Report to the People
Prize Givings
When you start a new job, you are guaranteed some novel experiences. Even after 18 months as a full-time politician, however, I am still encountering unexpected challenges.
In the past couple of weeks, for example, I attended for the first time a number of school prize-givings - one at Notre Dame and another at St Columbas.
Im sure that more seasoned politicians take such events in their stride. But, bearing in mind that the last time I stood in front of an assembly I was being reprimanded for misbehaviour, made it a fairly daunting experience.
It wasnt just the fact that young people are no doubt sick of having to sit and listen as adults talk to them. Or that they were in school on a night when they probably had 100 things they would rather be doing. (Compounded, in Notre Dames case, by the ceremony falling on the same night as the Celtic v Helsinki game.)
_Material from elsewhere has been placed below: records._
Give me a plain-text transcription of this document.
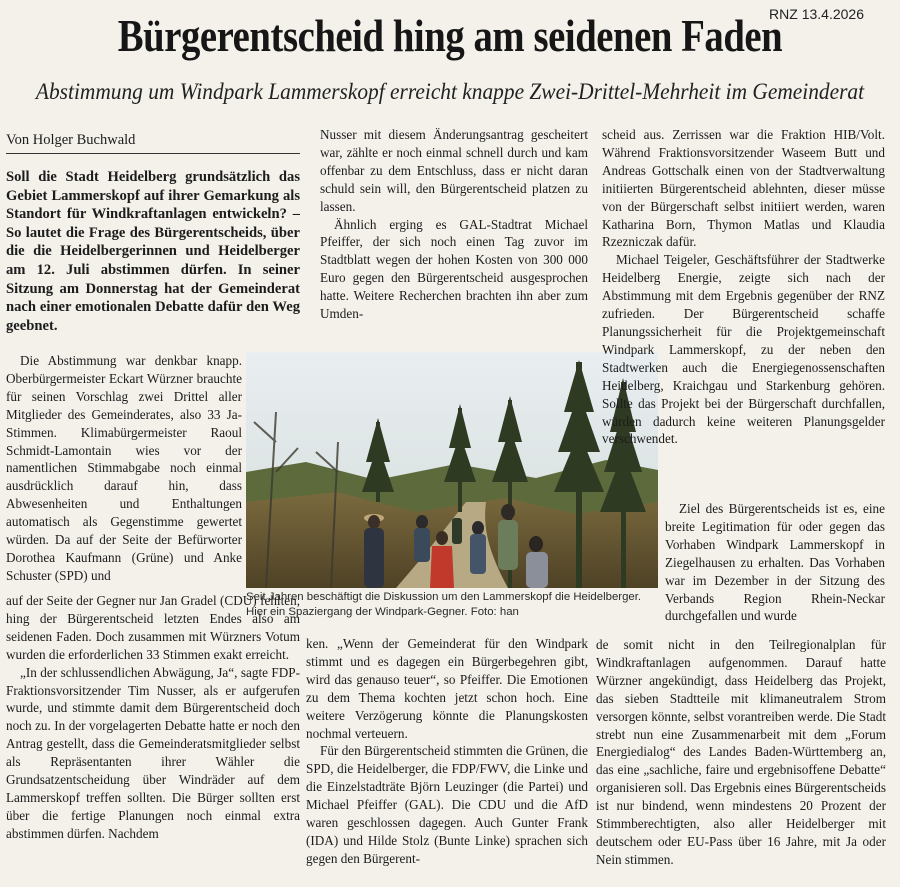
RNZ 13.4.2026
Bürgerentscheid hing am seidenen Faden
Abstimmung um Windpark Lammerskopf erreicht knappe Zwei-Drittel-Mehrheit im Gemeinderat
Von Holger Buchwald

Soll die Stadt Heidelberg grundsätzlich das Gebiet Lammerskopf auf ihrer Gemarkung als Standort für Windkraftanlagen entwickeln? – So lautet die Frage des Bürgerentscheids, über die die Heidelbergerinnen und Heidelberger am 12. Juli abstimmen dürfen. In seiner Sitzung am Donnerstag hat der Gemeinderat nach einer emotionalen Debatte dafür den Weg geebnet.

Die Abstimmung war denkbar knapp. Oberbürgermeister Eckart Würzner brauchte für seinen Vorschlag zwei Drittel aller Mitglieder des Gemeinderates, also 33 Ja-Stimmen. Klimabürgermeister Raoul Schmidt-Lamontain wies vor der namentlichen Stimmabgabe noch einmal ausdrücklich darauf hin, dass Abwesenheiten und Enthaltungen automatisch als Gegenstimme gewertet würden. Da auf der Seite der Befürworter Dorothea Kaufmann (Grüne) und Anke Schuster (SPD) und

auf der Seite der Gegner nur Jan Gradel (CDU) fehlten, hing der Bürgerentscheid letzten Endes also am seidenen Faden. Doch zusammen mit Würzners Votum wurden die erforderlichen 33 Stimmen exakt erreicht.

„In der schlussendlichen Abwägung, Ja“, sagte FDP-Fraktionsvorsitzender Tim Nusser, als er aufgerufen wurde, und stimmte damit dem Bürgerentscheid doch noch zu. In der vorgelagerten Debatte hatte er noch den Antrag gestellt, dass die Gemeinderatsmitglieder selbst als Repräsentanten ihrer Wähler die Grundsatzentscheidung über Windräder auf dem Lammerskopf treffen sollten. Die Bürger sollten erst über die fertige Planungen noch einmal extra abstimmen dürfen. Nachdem

Nusser mit diesem Änderungsantrag gescheitert war, zählte er noch einmal schnell durch und kam offenbar zu dem Entschluss, dass er nicht daran schuld sein will, den Bürgerentscheid platzen zu lassen.

Ähnlich erging es GAL-Stadtrat Michael Pfeiffer, der sich noch einen Tag zuvor im Stadtblatt wegen der hohen Kosten von 300 000 Euro gegen den Bürgerentscheid ausgesprochen hatte. Weitere Recherchen brachten ihn aber zum Umden-

Seit Jahren beschäftigt die Diskussion um den Lammerskopf die Heidelberger. Hier ein Spaziergang der Windpark-Gegner. Foto: han

ken. „Wenn der Gemeinderat für den Windpark stimmt und es dagegen ein Bürgerbegehren gibt, wird das genauso teuer“, so Pfeiffer. Die Emotionen zu dem Thema kochten jetzt schon hoch. Eine weitere Verzögerung könnte die Planungskosten nochmal verteuern.

Für den Bürgerentscheid stimmten die Grünen, die SPD, die Heidelberger, die FDP/FWV, die Linke und die Einzelstadträte Björn Leuzinger (die Partei) und Michael Pfeiffer (GAL). Die CDU und die AfD waren geschlossen dagegen. Auch Gunter Frank (IDA) und Hilde Stolz (Bunte Linke) sprachen sich gegen den Bürgerent-

scheid aus. Zerrissen war die Fraktion HIB/Volt. Während Fraktionsvorsitzender Waseem Butt und Andreas Gottschalk einen von der Stadtverwaltung initiierten Bürgerentscheid ablehnten, dieser müsse von der Bürgerschaft selbst initiiert werden, waren Katharina Born, Thymon Matlas und Klaudia Rzezniczak dafür.

Michael Teigeler, Geschäftsführer der Stadtwerke Heidelberg Energie, zeigte sich nach der Abstimmung mit dem Ergebnis gegenüber der RNZ zufrieden. Der Bürgerentscheid schaffe Planungssicherheit für die Projektgemeinschaft Windpark Lammerskopf, zu der neben den Stadtwerken auch die Energiegenossenschaften Heidelberg, Kraichgau und Starkenburg gehören. Sollte das Projekt bei der Bürgerschaft durchfallen, würden dadurch keine weiteren Planungsgelder verschwendet.

Ziel des Bürgerentscheids ist es, eine breite Legitimation für oder gegen das Vorhaben Windpark Lammerskopf in Ziegelhausen zu erhalten. Das Vorhaben war im Dezember in der Sitzung des Verbands Region Rhein-Neckar durchgefallen und wurde

de somit nicht in den Teilregionalplan für Windkraftanlagen aufgenommen. Darauf hatte Würzner angekündigt, dass Heidelberg das Projekt, das sieben Stadtteile mit klimaneutralem Strom versorgen könnte, selbst vorantreiben werde. Die Stadt strebt nun eine Zusammenarbeit mit dem „Forum Energiedialog“ des Landes Baden-Württemberg an, das eine „sachliche, faire und ergebnisoffene Debatte“ organisieren soll. Das Ergebnis eines Bürgerentscheids ist nur bindend, wenn mindestens 20 Prozent der Stimmberechtigten, also aller Heidelberger mit deutschem oder EU-Pass über 16 Jahre, mit Ja oder Nein stimmen.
No. What concerned me was, as I said to the students at Notre Dame, the expectation that I would dispense some words of wisdom for future reference.
Giving such advice is, I think, almost impossible. What is right for one student could prove disastrous for his best friend or sister. And it is, of course, made more difficult when you consider the pace of change in the workplace todays students are preparing to enter.
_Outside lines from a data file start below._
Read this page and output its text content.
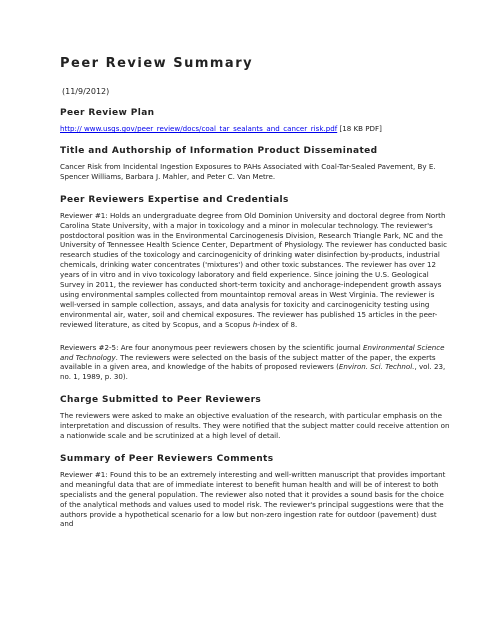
Peer Review Summary
(11/9/2012)
Peer Review Plan
http:// www.usgs.gov/peer_review/docs/coal_tar_sealants_and_cancer_risk.pdf [18 KB PDF]
Title and Authorship of Information Product Disseminated
Cancer Risk from Incidental Ingestion Exposures to PAHs Associated with Coal-Tar-Sealed Pavement, By E. Spencer Williams, Barbara J. Mahler, and Peter C. Van Metre.
Peer Reviewers Expertise and Credentials
Reviewer #1: Holds an undergraduate degree from Old Dominion University and doctoral degree from North Carolina State University, with a major in toxicology and a minor in molecular technology. The reviewer's postdoctoral position was in the Environmental Carcinogenesis Division, Research Triangle Park, NC and the University of Tennessee Health Science Center, Department of Physiology. The reviewer has conducted basic research studies of the toxicology and carcinogenicity of drinking water disinfection by-products, industrial chemicals, drinking water concentrates ('mixtures') and other toxic substances. The reviewer has over 12 years of in vitro and in vivo toxicology laboratory and field experience. Since joining the U.S. Geological Survey in 2011, the reviewer has conducted short-term toxicity and anchorage-independent growth assays using environmental samples collected from mountaintop removal areas in West Virginia. The reviewer is well-versed in sample collection, assays, and data analysis for toxicity and carcinogenicity testing using environmental air, water, soil and chemical exposures. The reviewer has published 15 articles in the peer-reviewed literature, as cited by Scopus, and a Scopus h-index of 8.
Reviewers #2-5: Are four anonymous peer reviewers chosen by the scientific journal Environmental Science and Technology. The reviewers were selected on the basis of the subject matter of the paper, the experts available in a given area, and knowledge of the habits of proposed reviewers (Environ. Sci. Technol., vol. 23, no. 1, 1989, p. 30).
Charge Submitted to Peer Reviewers
The reviewers were asked to make an objective evaluation of the research, with particular emphasis on the interpretation and discussion of results. They were notified that the subject matter could receive attention on a nationwide scale and be scrutinized at a high level of detail.
Summary of Peer Reviewers Comments
Reviewer #1: Found this to be an extremely interesting and well-written manuscript that provides important and meaningful data that are of immediate interest to benefit human health and will be of interest to both specialists and the general population. The reviewer also noted that it provides a sound basis for the choice of the analytical methods and values used to model risk. The reviewer's principal suggestions were that the authors provide a hypothetical scenario for a low but non-zero ingestion rate for outdoor (pavement) dust and
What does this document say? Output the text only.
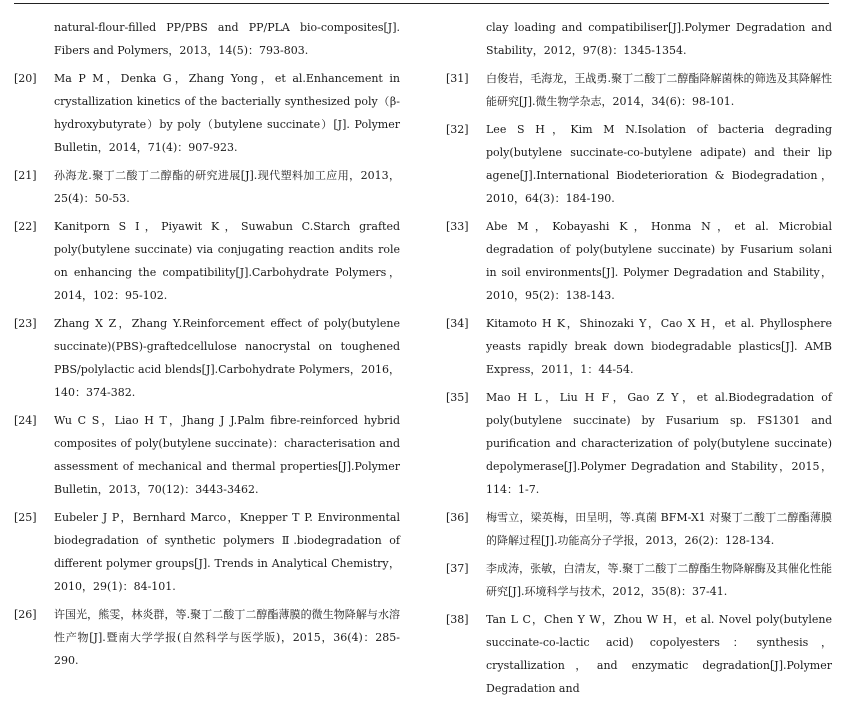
natural-flour-filled PP/PBS and PP/PLA bio-composites[J]. Fibers and Polymers，2013，14(5)：793-803.
[20] Ma P M，Denka G，Zhang Yong，et al.Enhancement in crystallization kinetics of the bacterially synthesized poly（β-hydroxybutyrate）by poly（butylene succinate）[J]. Polymer Bulletin，2014，71(4)：907-923.
[21] 孙海龙.聚丁二酸丁二醇酯的研究进展[J].现代塑料加工应用，2013，25(4)：50-53.
[22] Kanitporn S I，Piyawit K，Suwabun C.Starch grafted poly(butylene succinate) via conjugating reaction andits role on enhancing the compatibility[J].Carbohydrate Polymers，2014，102：95-102.
[23] Zhang X Z，Zhang Y.Reinforcement effect of poly(butylene succinate)(PBS)-graftedcellulose nanocrystal on toughened PBS/polylactic acid blends[J].Carbohydrate Polymers，2016，140：374-382.
[24] Wu C S，Liao H T，Jhang J J.Palm fibre-reinforced hybrid composites of poly(butylene succinate)：characterisation and assessment of mechanical and thermal properties[J].Polymer Bulletin，2013，70(12)：3443-3462.
[25] Eubeler J P，Bernhard Marco，Knepper T P. Environmental biodegradation of synthetic polymers Ⅱ.biodegradation of different polymer groups[J]. Trends in Analytical Chemistry，2010，29(1)：84-101.
[26] 许国光，熊雯，林炎群，等.聚丁二酸丁二醇酯薄膜的微生物降解与水溶性产物[J].暨南大学学报(自然科学与医学版)，2015，36(4)：285-290.
clay loading and compatibiliser[J].Polymer Degradation and Stability，2012，97(8)：1345-1354.
[31] 白俊岩，毛海龙，王战勇.聚丁二酸丁二醇酯降解菌株的筛选及其降解性能研究[J].微生物学杂志，2014，34(6)：98-101.
[32] Lee S H，Kim M N.Isolation of bacteria degrading poly(butylene succinate-co-butylene adipate) and their lip agene[J].International Biodeterioration & Biodegradation，2010，64(3)：184-190.
[33] Abe M，Kobayashi K，Honma N，et al. Microbial degradation of poly(butylene succinate) by Fusarium solani in soil environments[J]. Polymer Degradation and Stability，2010，95(2)：138-143.
[34] Kitamoto H K，Shinozaki Y，Cao X H，et al. Phyllosphere yeasts rapidly break down biodegradable plastics[J]. AMB Express，2011，1：44-54.
[35] Mao H L，Liu H F，Gao Z Y，et al.Biodegradation of poly(butylene succinate) by Fusarium sp. FS1301 and purification and characterization of poly(butylene succinate) depolymerase[J].Polymer Degradation and Stability，2015，114：1-7.
[36] 梅雪立，梁英梅，田呈明，等.真菌 BFM-X1 对聚丁二酸丁二醇酯薄膜的降解过程[J].功能高分子学报，2013，26(2)：128-134.
[37] 李成涛，张敏，白清友，等.聚丁二酸丁二醇酯生物降解酶及其催化性能研究[J].环境科学与技术，2012，35(8)：37-41.
[38] Tan L C，Chen Y W，Zhou W H，et al. Novel poly(butylene succinate-co-lactic acid) copolyesters：synthesis，crystallization，and enzymatic degradation[J].Polymer Degradation and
I thought about the last time I was sitting in a school assembly hall. I had no idea of the technological advances which were about to unfold. I was about to leave school and enter a shipyard, which I regarded as a job for life. The idea that the yards would ever close and that in 35 years we would be making components for something called a computer was inconceivable.
But, as we know, the journey from ships to microchips has not been easy. Our community suffered terribly from having thousands of workers with skills which were suddenly redundant.
So, if I tried to get one thing across to the students it was this: none of us can tell how the new world of work will develop. If they are to take advantage of the next employment revolution, rather than fall victim to it, they must not to repeat the mistakes of my generation. They must make sure they have the right and the ability to learn new skills and widen their opportunities.
In short, they must not stop learning the last time they walk through the school gates.